Autoridades del sector eléctrico, los expertos en el área; quienes predicen el clima, naturalmente con sustento técnico, y de refilón los políticos siempre apuestos a la debacle, se trenzan en discusiones de toda naturaleza.
Pero el problema está allí. La amenaza de apagones, si bien no en el corto plazo, sí a mediano plazo, ronda por todo lado. Que no hay proyectos de generación próximos a producir es otra realidad. Que el embalse de Mazar, abastecedor del complejo hidroeléctrico Paute, sigue a la baja, pese a las esporádicas lluvias, es innegable.
Trenzarse discutiendo en que durante estos primeros meses de 2026 el estiaje no ocurrirá, sino entre septiembre u octubre, y, por lo tanto, debe prevalecer la calma, resulta irónico, hasta pueril a ratos.
Decir, con cierto desparpajo, de “que no hay lluvias, pero hay energía”, demuestra poca sintonía con la preocupación ciudadana, y excesiva confianza en que el embalse de Mazar aguantará quien sabe por cuantos meses más.

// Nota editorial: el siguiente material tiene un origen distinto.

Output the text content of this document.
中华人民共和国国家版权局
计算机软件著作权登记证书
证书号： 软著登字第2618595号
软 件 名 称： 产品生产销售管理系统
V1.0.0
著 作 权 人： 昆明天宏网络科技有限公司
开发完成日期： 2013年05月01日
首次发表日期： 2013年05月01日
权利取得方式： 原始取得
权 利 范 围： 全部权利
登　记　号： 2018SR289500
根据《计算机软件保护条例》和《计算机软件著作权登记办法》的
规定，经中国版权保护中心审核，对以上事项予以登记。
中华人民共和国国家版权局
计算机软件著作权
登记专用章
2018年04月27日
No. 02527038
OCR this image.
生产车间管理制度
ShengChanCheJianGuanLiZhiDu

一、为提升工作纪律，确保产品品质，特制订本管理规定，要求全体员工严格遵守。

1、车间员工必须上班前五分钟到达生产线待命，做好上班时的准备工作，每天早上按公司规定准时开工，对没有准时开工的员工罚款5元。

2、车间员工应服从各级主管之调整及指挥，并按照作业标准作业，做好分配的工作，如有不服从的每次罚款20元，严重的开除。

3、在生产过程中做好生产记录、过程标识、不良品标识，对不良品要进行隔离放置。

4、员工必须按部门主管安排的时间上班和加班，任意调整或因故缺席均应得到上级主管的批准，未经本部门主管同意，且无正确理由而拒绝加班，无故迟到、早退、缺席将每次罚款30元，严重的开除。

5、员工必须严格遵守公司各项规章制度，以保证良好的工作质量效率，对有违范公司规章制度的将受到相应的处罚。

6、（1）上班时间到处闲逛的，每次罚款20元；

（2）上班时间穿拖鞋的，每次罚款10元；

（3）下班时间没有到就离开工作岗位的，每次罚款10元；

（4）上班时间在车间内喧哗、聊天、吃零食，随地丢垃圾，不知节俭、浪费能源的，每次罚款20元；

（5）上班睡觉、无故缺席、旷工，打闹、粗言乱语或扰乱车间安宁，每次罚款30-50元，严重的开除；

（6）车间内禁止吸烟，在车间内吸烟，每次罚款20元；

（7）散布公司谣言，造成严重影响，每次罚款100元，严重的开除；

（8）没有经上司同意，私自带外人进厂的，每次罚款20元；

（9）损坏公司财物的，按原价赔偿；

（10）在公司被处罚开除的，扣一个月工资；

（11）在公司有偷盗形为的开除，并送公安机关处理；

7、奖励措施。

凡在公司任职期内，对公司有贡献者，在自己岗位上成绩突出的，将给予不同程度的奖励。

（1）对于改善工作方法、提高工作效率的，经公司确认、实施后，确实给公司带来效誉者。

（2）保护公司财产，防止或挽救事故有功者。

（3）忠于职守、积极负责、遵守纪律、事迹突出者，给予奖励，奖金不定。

Ante la alerta, el gobierno sale a informar, no dando la cara para evitar preguntas, sino a través de video, sobre la adjudicación, no se sabe cuándo, de tres proyectos de generación eléctrica. Conjuntamente, sumarán 2100 megavatios.
Igual optimismo generó a finales de 2024 cuando, tras declarar en emergencia al sector eléctrico, compró energía térmica a empresas internacionales; pero los resultados fallidos, no exentos de posibles actos de corrupción, los sabe el país entero.
Queda la esperanza de que llueva y llueva, de que el embalse Mazar aguante, y que los proyectos anunciados por el Régimen lleguen a feliz término, pero en este año.